Er seufzte, ein Geräusch voller Ungeduld. „Du bist noch sehr jung, Manuela. Die Ehe ist nicht einfach. Es gibt Herausforderungen, aber eine starke Frau unterstützt ihren Mann dabei. Cristian liebt dich. Er hat sich für dich entschieden.“
mit einem hohlen Klang. „Wirklich? Denn es scheint keine Option zu sein, wenn er so etwas vor mir verbirgt.

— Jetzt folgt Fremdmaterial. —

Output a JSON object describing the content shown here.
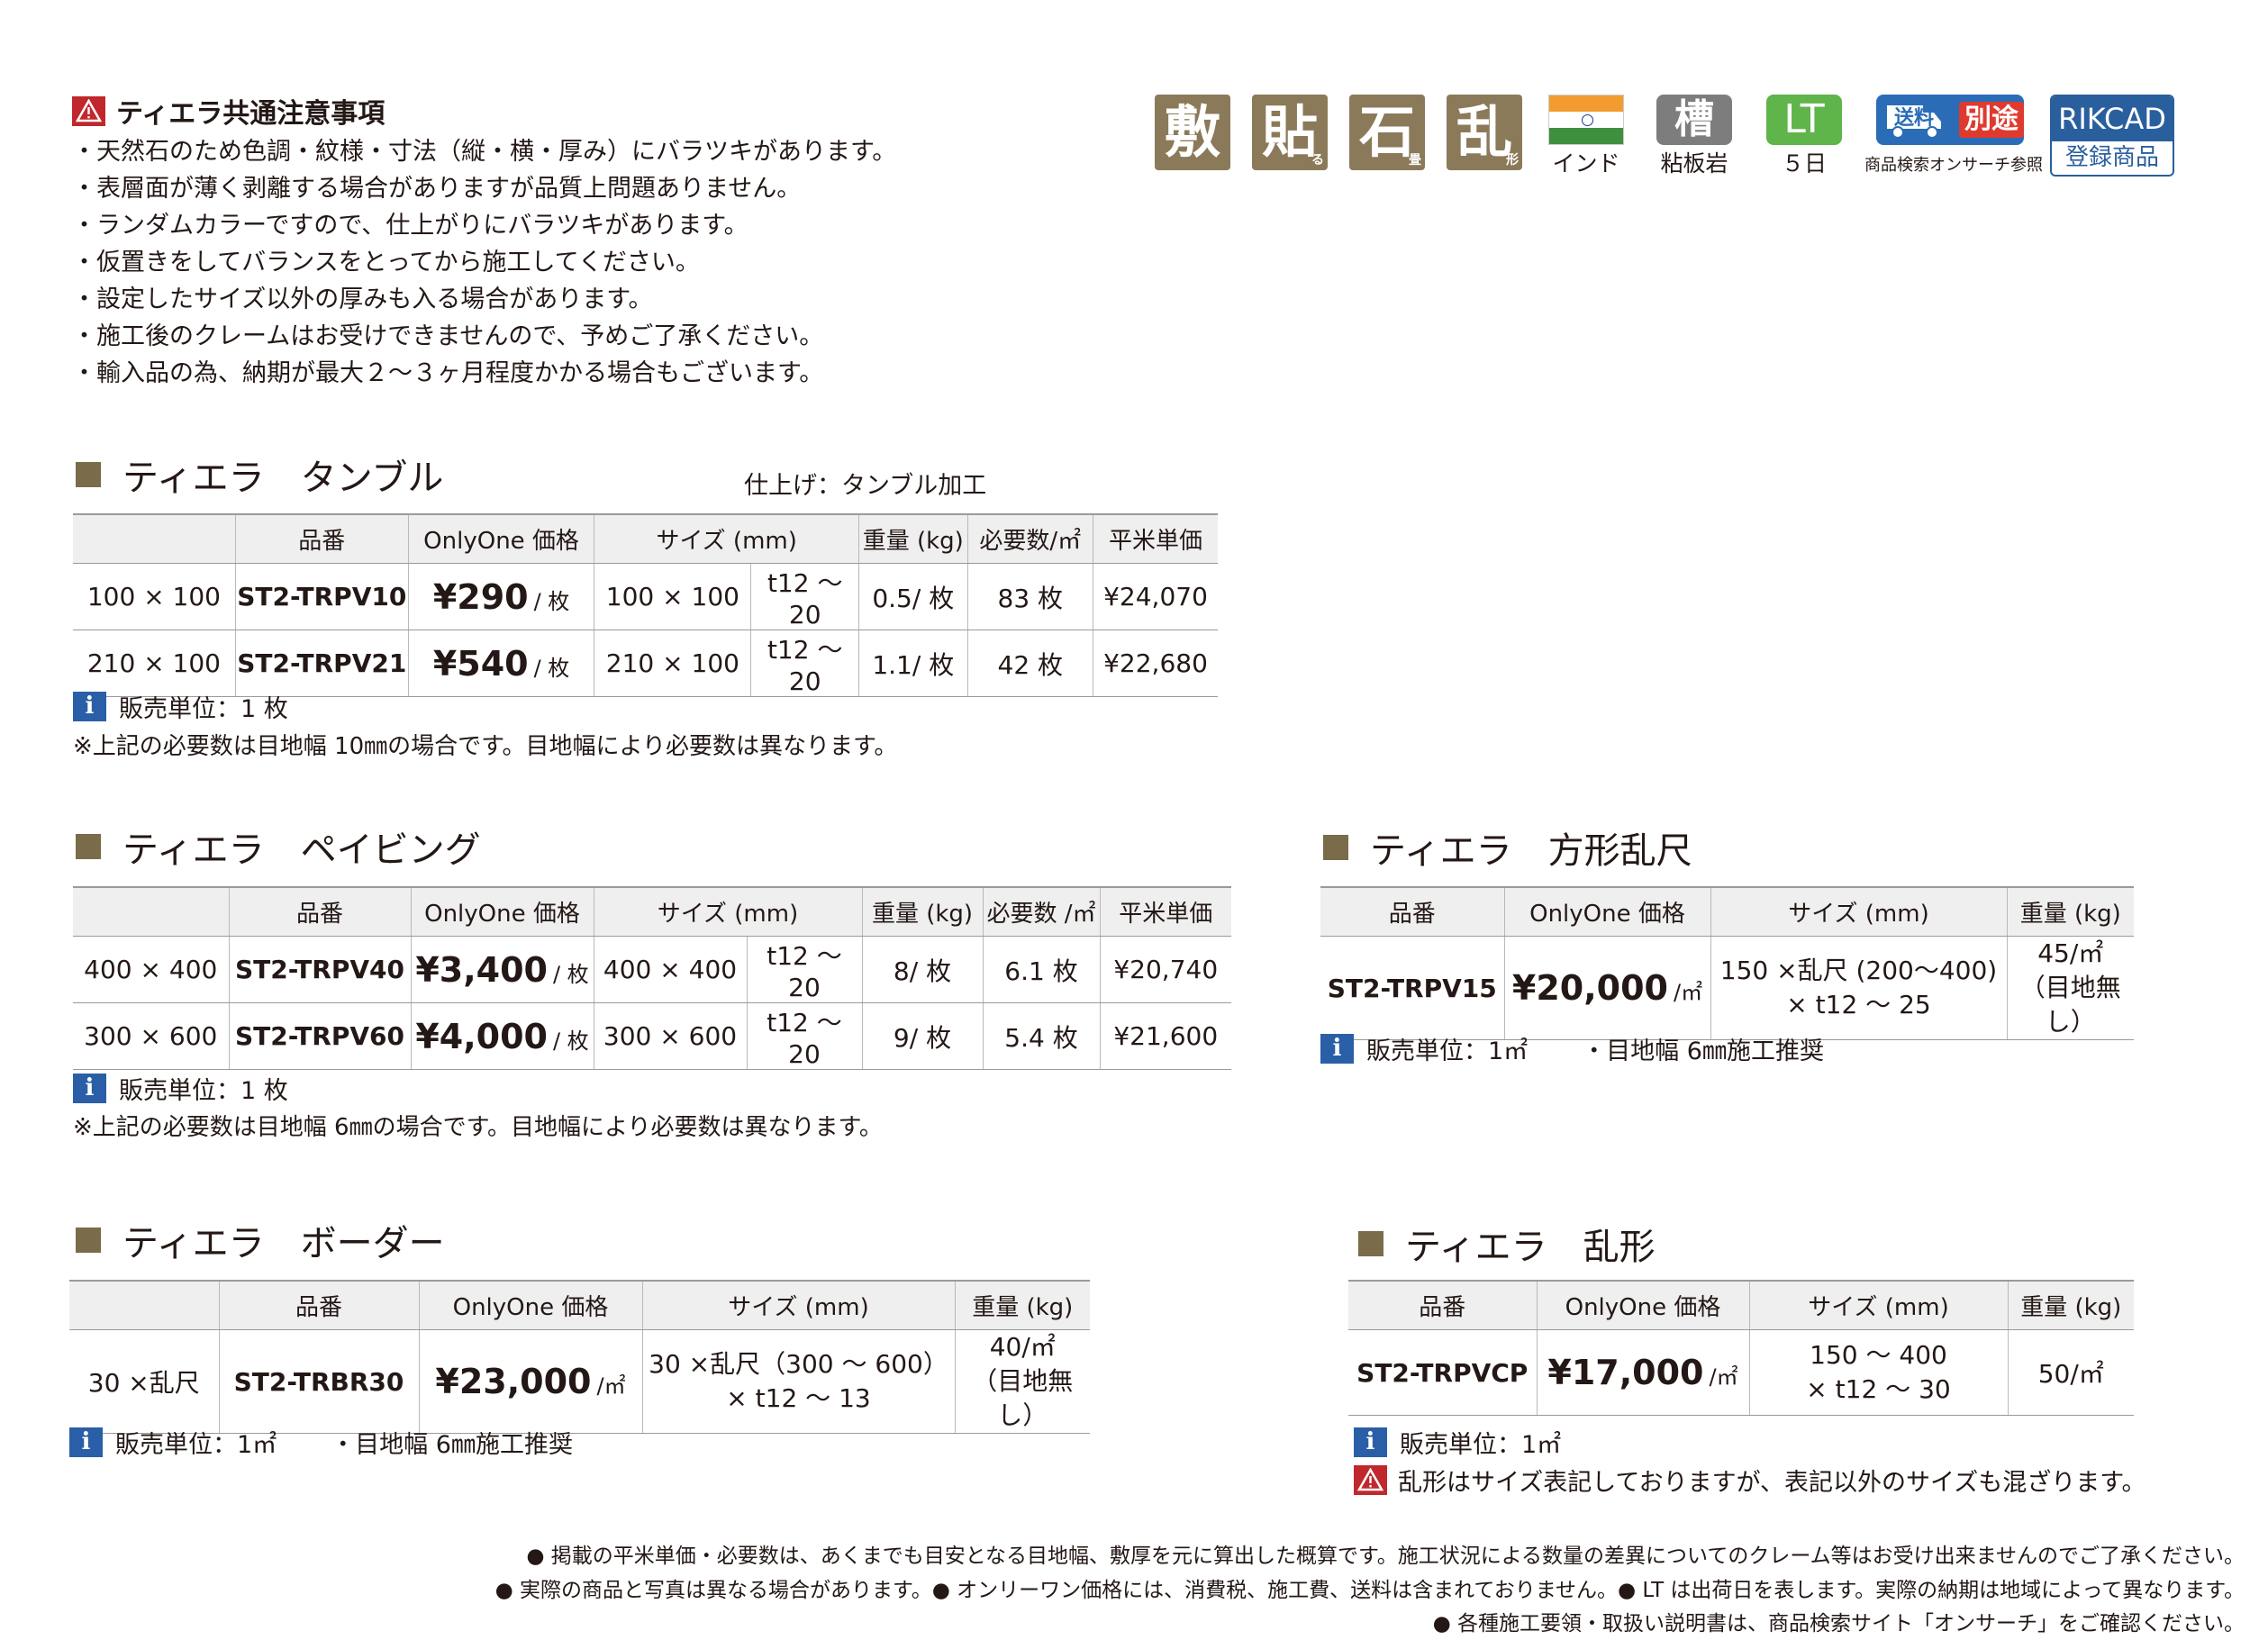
{
  "caution": {
    "title": "ティエラ共通注意事項",
    "items": [
      "・天然石のため色調・紋様・寸法（縦・横・厚み）にバラツキがあります。",
      "・表層面が薄く剥離する場合がありますが品質上問題ありません。",
      "・ランダムカラーですので、仕上がりにバラツキがあります。",
      "・仮置きをしてバランスをとってから施工してください。",
      "・設定したサイズ以外の厚みも入る場合があります。",
      "・施工後のクレームはお受けできませんので、予めご了承ください。",
      "・輸入品の為、納期が最大２～３ヶ月程度かかる場合もございます。"
    ]
  },
  "icons": {
    "usage": [
      {
        "main": "敷",
        "sub": ""
      },
      {
        "main": "貼",
        "sub": "る"
      },
      {
        "main": "石",
        "sub": "畳"
      },
      {
        "main": "乱",
        "sub": "形"
      }
    ],
    "origin_label": "インド",
    "stone_glyph": "槽",
    "stone_label": "粘板岩",
    "lt_glyph": "LT",
    "lt_label": "５日",
    "ship_text": "送料",
    "ship_sep": "別途",
    "ship_label": "商品検索オンサーチ参照",
    "rikcad_top": "RIKCAD",
    "rikcad_bottom": "登録商品",
    "colors": {
      "usage": "#8b7a59",
      "stone": "#7d7d7d",
      "lt": "#5fb44a",
      "ship": "#2a6db6",
      "rikcad": "#2a5f9e",
      "caution": "#c0282d",
      "info": "#2a5fa8"
    }
  },
  "tumble": {
    "title": "ティエラ　タンブル",
    "finish": "仕上げ：タンブル加工",
    "headers": [
      "",
      "品番",
      "OnlyOne 価格",
      "サイズ (mm)",
      "重量 (kg)",
      "必要数/㎡",
      "平米単価"
    ],
    "rows": [
      {
        "label": "100 × 100",
        "code": "ST2-TRPV10",
        "price": "¥290",
        "price_unit": "/ 枚",
        "size": "100 × 100",
        "thick": "t12 ～ 20",
        "weight": "0.5/ 枚",
        "qty": "83 枚",
        "sqm": "¥24,070"
      },
      {
        "label": "210 × 100",
        "code": "ST2-TRPV21",
        "price": "¥540",
        "price_unit": "/ 枚",
        "size": "210 × 100",
        "thick": "t12 ～ 20",
        "weight": "1.1/ 枚",
        "qty": "42 枚",
        "sqm": "¥22,680"
      }
    ],
    "unit_note": "販売単位：1 枚",
    "sub_note": "※上記の必要数は目地幅 10㎜の場合です。目地幅により必要数は異なります。"
  },
  "paving": {
    "title": "ティエラ　ペイビング",
    "headers": [
      "",
      "品番",
      "OnlyOne 価格",
      "サイズ (mm)",
      "重量 (kg)",
      "必要数 /㎡",
      "平米単価"
    ],
    "rows": [
      {
        "label": "400 × 400",
        "code": "ST2-TRPV40",
        "price": "¥3,400",
        "price_unit": "/ 枚",
        "size": "400 × 400",
        "thick": "t12 ～ 20",
        "weight": "8/ 枚",
        "qty": "6.1 枚",
        "sqm": "¥20,740"
      },
      {
        "label": "300 × 600",
        "code": "ST2-TRPV60",
        "price": "¥4,000",
        "price_unit": "/ 枚",
        "size": "300 × 600",
        "thick": "t12 ～ 20",
        "weight": "9/ 枚",
        "qty": "5.4 枚",
        "sqm": "¥21,600"
      }
    ],
    "unit_note": "販売単位：1 枚",
    "sub_note": "※上記の必要数は目地幅 6㎜の場合です。目地幅により必要数は異なります。"
  },
  "square": {
    "title": "ティエラ　方形乱尺",
    "headers": [
      "品番",
      "OnlyOne 価格",
      "サイズ (mm)",
      "重量 (kg)"
    ],
    "row": {
      "code": "ST2-TRPV15",
      "price": "¥20,000",
      "price_unit": "/㎡",
      "size1": "150 ×乱尺 (200～400)",
      "size2": "× t12 ～ 25",
      "weight1": "45/㎡",
      "weight2": "（目地無し）"
    },
    "unit_note": "販売単位：1㎡",
    "joint_note": "・目地幅 6㎜施工推奨"
  },
  "border": {
    "title": "ティエラ　ボーダー",
    "headers": [
      "",
      "品番",
      "OnlyOne 価格",
      "サイズ (mm)",
      "重量 (kg)"
    ],
    "row": {
      "label": "30 ×乱尺",
      "code": "ST2-TRBR30",
      "price": "¥23,000",
      "price_unit": "/㎡",
      "size1": "30 ×乱尺（300 ～ 600）",
      "size2": "× t12 ～ 13",
      "weight1": "40/㎡",
      "weight2": "（目地無し）"
    },
    "unit_note": "販売単位：1㎡",
    "joint_note": "・目地幅 6㎜施工推奨"
  },
  "random": {
    "title": "ティエラ　乱形",
    "headers": [
      "品番",
      "OnlyOne 価格",
      "サイズ (mm)",
      "重量 (kg)"
    ],
    "row": {
      "code": "ST2-TRPVCP",
      "price": "¥17,000",
      "price_unit": "/㎡",
      "size1": "150 ～ 400",
      "size2": "× t12 ～ 30",
      "weight": "50/㎡"
    },
    "unit_note": "販売単位：1㎡",
    "warn_note": "乱形はサイズ表記しておりますが、表記以外のサイズも混ざります。"
  },
  "footer": [
    "● 掲載の平米単価・必要数は、あくまでも目安となる目地幅、敷厚を元に算出した概算です。施工状況による数量の差異についてのクレーム等はお受け出来ませんのでご了承ください。",
    "● 実際の商品と写真は異なる場合があります。● オンリーワン価格には、消費税、施工費、送料は含まれておりません。● LT は出荷日を表します。実際の納期は地域によって異なります。",
    "● 各種施工要領・取扱い説明書は、商品検索サイト「オンサーチ」をご確認ください。"
  ]
}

„Glaubst du, du bist die erste Frau, die damit konfrontiert ist?“, antwortete Giovanni mit immer schriller werdender Stimme. „Meine eigene Frau ... es gab schwierige Zeiten in unserer Beziehung, es gab andere Frauen, aber sie hat mich nie verlassen. Sie verstand, was Familie bedeutet.
„Vielleicht war sie dümmer als ich“, sagte ich mit stockender Stimme. „Denn ich glaube nicht, dass ich das vergeben kann, und ehrlich gesagt, Giovanni? Es scheint, als würde dich Sofía mehr interessieren als meine Gefühle.“
Es gab eine Pause, eine bedrückende Stille.